Una conseguenza del referendum potrebbe quindi essere il possibile accorciamento della legislatura, perché andare al voto subito vuol dire mantenere gli attuali 945 parlamentari, e non eleggere la quota ridotta del 30 per cento come previsto dalla nuova legge. I parlamentari che hanno deciso di ritirare la propria firma potrebbero essere stati spinti dalla paura di andare a casa, e ‘qualcuno', come sembra suggerire lo stesso Cangini, "si sarebbe fatto suggestionare", e starebbe lavorando proprio per boicottare la consultazione popolare: "È un ragionamento probabile. Io però non ho mai considerato reale il legame tra referendum e durata della legislatura – ha detto Cangini – Per me è importante piuttosto che si possa svolgere la campagna referendaria, e si possa fare un dibattito sul ruolo del Parlamento, un dibattito che è mancato, a causa di calcoli opportunistici di tutte le forze politiche".

Tra le firme ritirate, a quanto si apprende, ci sarebbero quelle di Massimo Mallegni, Laura Stabile e Franco Dal Mas, senatori azzurri che fanno riferimento all'area di Mara Carfagna. "Sto valutando se ritirare la firma – ha detto a Fanpage.it Mallegni – Il governo deve andare a casa alla velocità della luce, ma non accettiamo queste furberie.
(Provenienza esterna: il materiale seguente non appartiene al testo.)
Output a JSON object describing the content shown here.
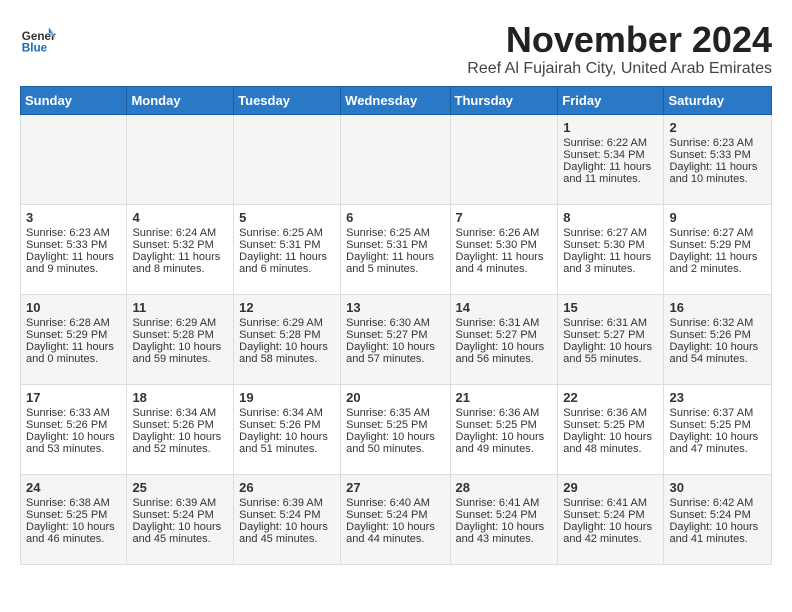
{
  "header": {
    "logo_general": "General",
    "logo_blue": "Blue",
    "month_title": "November 2024",
    "subtitle": "Reef Al Fujairah City, United Arab Emirates"
  },
  "weekdays": [
    "Sunday",
    "Monday",
    "Tuesday",
    "Wednesday",
    "Thursday",
    "Friday",
    "Saturday"
  ],
  "weeks": [
    [
      {
        "day": "",
        "content": ""
      },
      {
        "day": "",
        "content": ""
      },
      {
        "day": "",
        "content": ""
      },
      {
        "day": "",
        "content": ""
      },
      {
        "day": "",
        "content": ""
      },
      {
        "day": "1",
        "content": "Sunrise: 6:22 AM\nSunset: 5:34 PM\nDaylight: 11 hours and 11 minutes."
      },
      {
        "day": "2",
        "content": "Sunrise: 6:23 AM\nSunset: 5:33 PM\nDaylight: 11 hours and 10 minutes."
      }
    ],
    [
      {
        "day": "3",
        "content": "Sunrise: 6:23 AM\nSunset: 5:33 PM\nDaylight: 11 hours and 9 minutes."
      },
      {
        "day": "4",
        "content": "Sunrise: 6:24 AM\nSunset: 5:32 PM\nDaylight: 11 hours and 8 minutes."
      },
      {
        "day": "5",
        "content": "Sunrise: 6:25 AM\nSunset: 5:31 PM\nDaylight: 11 hours and 6 minutes."
      },
      {
        "day": "6",
        "content": "Sunrise: 6:25 AM\nSunset: 5:31 PM\nDaylight: 11 hours and 5 minutes."
      },
      {
        "day": "7",
        "content": "Sunrise: 6:26 AM\nSunset: 5:30 PM\nDaylight: 11 hours and 4 minutes."
      },
      {
        "day": "8",
        "content": "Sunrise: 6:27 AM\nSunset: 5:30 PM\nDaylight: 11 hours and 3 minutes."
      },
      {
        "day": "9",
        "content": "Sunrise: 6:27 AM\nSunset: 5:29 PM\nDaylight: 11 hours and 2 minutes."
      }
    ],
    [
      {
        "day": "10",
        "content": "Sunrise: 6:28 AM\nSunset: 5:29 PM\nDaylight: 11 hours and 0 minutes."
      },
      {
        "day": "11",
        "content": "Sunrise: 6:29 AM\nSunset: 5:28 PM\nDaylight: 10 hours and 59 minutes."
      },
      {
        "day": "12",
        "content": "Sunrise: 6:29 AM\nSunset: 5:28 PM\nDaylight: 10 hours and 58 minutes."
      },
      {
        "day": "13",
        "content": "Sunrise: 6:30 AM\nSunset: 5:27 PM\nDaylight: 10 hours and 57 minutes."
      },
      {
        "day": "14",
        "content": "Sunrise: 6:31 AM\nSunset: 5:27 PM\nDaylight: 10 hours and 56 minutes."
      },
      {
        "day": "15",
        "content": "Sunrise: 6:31 AM\nSunset: 5:27 PM\nDaylight: 10 hours and 55 minutes."
      },
      {
        "day": "16",
        "content": "Sunrise: 6:32 AM\nSunset: 5:26 PM\nDaylight: 10 hours and 54 minutes."
      }
    ],
    [
      {
        "day": "17",
        "content": "Sunrise: 6:33 AM\nSunset: 5:26 PM\nDaylight: 10 hours and 53 minutes."
      },
      {
        "day": "18",
        "content": "Sunrise: 6:34 AM\nSunset: 5:26 PM\nDaylight: 10 hours and 52 minutes."
      },
      {
        "day": "19",
        "content": "Sunrise: 6:34 AM\nSunset: 5:26 PM\nDaylight: 10 hours and 51 minutes."
      },
      {
        "day": "20",
        "content": "Sunrise: 6:35 AM\nSunset: 5:25 PM\nDaylight: 10 hours and 50 minutes."
      },
      {
        "day": "21",
        "content": "Sunrise: 6:36 AM\nSunset: 5:25 PM\nDaylight: 10 hours and 49 minutes."
      },
      {
        "day": "22",
        "content": "Sunrise: 6:36 AM\nSunset: 5:25 PM\nDaylight: 10 hours and 48 minutes."
      },
      {
        "day": "23",
        "content": "Sunrise: 6:37 AM\nSunset: 5:25 PM\nDaylight: 10 hours and 47 minutes."
      }
    ],
    [
      {
        "day": "24",
        "content": "Sunrise: 6:38 AM\nSunset: 5:25 PM\nDaylight: 10 hours and 46 minutes."
      },
      {
        "day": "25",
        "content": "Sunrise: 6:39 AM\nSunset: 5:24 PM\nDaylight: 10 hours and 45 minutes."
      },
      {
        "day": "26",
        "content": "Sunrise: 6:39 AM\nSunset: 5:24 PM\nDaylight: 10 hours and 45 minutes."
      },
      {
        "day": "27",
        "content": "Sunrise: 6:40 AM\nSunset: 5:24 PM\nDaylight: 10 hours and 44 minutes."
      },
      {
        "day": "28",
        "content": "Sunrise: 6:41 AM\nSunset: 5:24 PM\nDaylight: 10 hours and 43 minutes."
      },
      {
        "day": "29",
        "content": "Sunrise: 6:41 AM\nSunset: 5:24 PM\nDaylight: 10 hours and 42 minutes."
      },
      {
        "day": "30",
        "content": "Sunrise: 6:42 AM\nSunset: 5:24 PM\nDaylight: 10 hours and 41 minutes."
      }
    ]
  ]
}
Qualcuno vorrebbe tornare al voto prima del referendum, per mantenere 345 poltrone. Non siamo fessi. Le Camere non possono essere sciolte dal Capo dello Stato se c'è un referendum in vista". Alla domanda sul perché ha messo la sua firma in un primo momento ha risposto così: "Forza Italia ha sempre pensato fosse giusto transitare attraverso il giudizio popolare per far passare una riforma costituzionale così importante. Il Parlamento l'ha votata ma è un Parlamento delegittimato. Ma se questo referendum deve essere utilizzato per tirare a campare o per mantenere 345 poltrone noi non ci stiamo".